We like to think we’re playing Noah here, saving animals two by two. But sometimes it feels more like we’re playing a blindfolded God. Just because we can bring them back doesn’t necessarily mean we should—at least not without understanding the full consequences. Ok, so we don't release them back to the wild - we just keep them in a zoo - Well, then, why even bring them back in the first place? To spend their lives behind bars? This is kind of a lose-lose situation.
So… Is It a Good Thing?
Honestly? I don’t know.
I'm pretty sure I don't want to visit a “De-Extinction Zoo” where animals look at me with a “You should have left us dead” eyes.
On the other hand, I’m excited. I’m impressed. I’m cautiously optimistic. I love that we’re living in a time where science can do stuff that was literally science fiction ten years ago.
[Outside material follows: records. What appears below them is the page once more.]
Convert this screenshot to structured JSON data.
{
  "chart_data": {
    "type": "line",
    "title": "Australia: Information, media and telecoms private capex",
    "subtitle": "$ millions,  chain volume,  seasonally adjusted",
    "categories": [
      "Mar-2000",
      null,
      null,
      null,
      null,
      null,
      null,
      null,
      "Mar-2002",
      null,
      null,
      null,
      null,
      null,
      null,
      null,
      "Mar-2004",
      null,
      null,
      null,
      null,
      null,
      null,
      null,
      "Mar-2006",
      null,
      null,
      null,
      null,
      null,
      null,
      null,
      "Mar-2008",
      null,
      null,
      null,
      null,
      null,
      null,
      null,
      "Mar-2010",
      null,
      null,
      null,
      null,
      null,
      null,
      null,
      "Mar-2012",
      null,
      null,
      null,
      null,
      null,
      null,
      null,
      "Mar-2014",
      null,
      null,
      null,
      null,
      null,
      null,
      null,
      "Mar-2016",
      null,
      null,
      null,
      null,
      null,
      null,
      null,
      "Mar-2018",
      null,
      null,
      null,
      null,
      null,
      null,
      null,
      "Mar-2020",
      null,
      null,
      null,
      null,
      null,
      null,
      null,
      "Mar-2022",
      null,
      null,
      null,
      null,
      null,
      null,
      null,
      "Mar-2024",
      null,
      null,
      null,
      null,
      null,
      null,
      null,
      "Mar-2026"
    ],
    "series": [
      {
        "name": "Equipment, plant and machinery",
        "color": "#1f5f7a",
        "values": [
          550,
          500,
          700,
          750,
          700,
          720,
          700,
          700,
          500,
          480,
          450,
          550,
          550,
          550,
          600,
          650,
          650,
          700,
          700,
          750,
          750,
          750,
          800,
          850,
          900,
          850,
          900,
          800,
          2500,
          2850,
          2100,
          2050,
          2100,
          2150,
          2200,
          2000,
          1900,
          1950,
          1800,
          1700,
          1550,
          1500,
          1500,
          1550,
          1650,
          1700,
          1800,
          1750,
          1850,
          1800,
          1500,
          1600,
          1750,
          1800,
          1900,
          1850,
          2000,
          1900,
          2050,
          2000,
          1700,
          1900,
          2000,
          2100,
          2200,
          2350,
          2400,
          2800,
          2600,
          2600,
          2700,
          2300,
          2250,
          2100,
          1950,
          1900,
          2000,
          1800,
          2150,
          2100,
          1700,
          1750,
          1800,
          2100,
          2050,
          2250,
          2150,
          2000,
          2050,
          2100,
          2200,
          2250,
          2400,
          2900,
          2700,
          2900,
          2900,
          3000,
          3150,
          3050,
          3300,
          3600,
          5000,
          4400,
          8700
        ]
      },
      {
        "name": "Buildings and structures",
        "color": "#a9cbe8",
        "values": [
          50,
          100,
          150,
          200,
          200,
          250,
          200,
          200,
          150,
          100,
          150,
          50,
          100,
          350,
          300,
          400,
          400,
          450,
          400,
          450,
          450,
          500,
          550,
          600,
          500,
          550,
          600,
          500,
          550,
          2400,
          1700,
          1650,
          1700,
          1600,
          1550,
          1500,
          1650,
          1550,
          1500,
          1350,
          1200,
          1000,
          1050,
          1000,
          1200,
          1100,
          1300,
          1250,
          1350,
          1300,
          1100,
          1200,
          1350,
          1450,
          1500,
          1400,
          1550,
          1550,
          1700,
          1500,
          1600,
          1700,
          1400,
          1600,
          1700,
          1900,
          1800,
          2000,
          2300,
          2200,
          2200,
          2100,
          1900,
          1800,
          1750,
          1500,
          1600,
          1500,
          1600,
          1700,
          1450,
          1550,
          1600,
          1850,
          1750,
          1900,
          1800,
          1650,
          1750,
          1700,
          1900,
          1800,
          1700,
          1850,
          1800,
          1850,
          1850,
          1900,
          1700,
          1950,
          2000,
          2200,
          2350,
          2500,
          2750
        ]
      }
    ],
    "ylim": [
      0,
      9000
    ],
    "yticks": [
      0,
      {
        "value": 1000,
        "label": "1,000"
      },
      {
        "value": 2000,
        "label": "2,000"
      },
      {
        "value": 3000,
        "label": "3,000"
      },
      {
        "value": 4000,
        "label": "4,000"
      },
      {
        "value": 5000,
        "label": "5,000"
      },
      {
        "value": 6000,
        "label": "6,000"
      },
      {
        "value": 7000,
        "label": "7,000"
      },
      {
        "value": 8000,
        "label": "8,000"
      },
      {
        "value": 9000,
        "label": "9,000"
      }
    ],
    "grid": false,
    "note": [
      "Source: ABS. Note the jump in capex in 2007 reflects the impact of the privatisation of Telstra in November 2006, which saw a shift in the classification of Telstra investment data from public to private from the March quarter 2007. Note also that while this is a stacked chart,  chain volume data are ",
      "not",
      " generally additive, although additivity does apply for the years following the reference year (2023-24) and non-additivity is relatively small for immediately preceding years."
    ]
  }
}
But I also think we need to be very, very careful with this power.
De-extinction might be the coolest backup plan ever created—but it’s still just a backup plan. We still need to fight to protect the animals that are here now. We still need to stop destroying habitats, stop poaching, stop pretending climate change isn’t a thing. This technology doesn’t give us permission to get lazy. It just means we might have one more tool in the toolbox.
And if that means Romulus, Remus, and Khaleesi get to run around a forest someday—cool. I just hope we’ve thought it through first.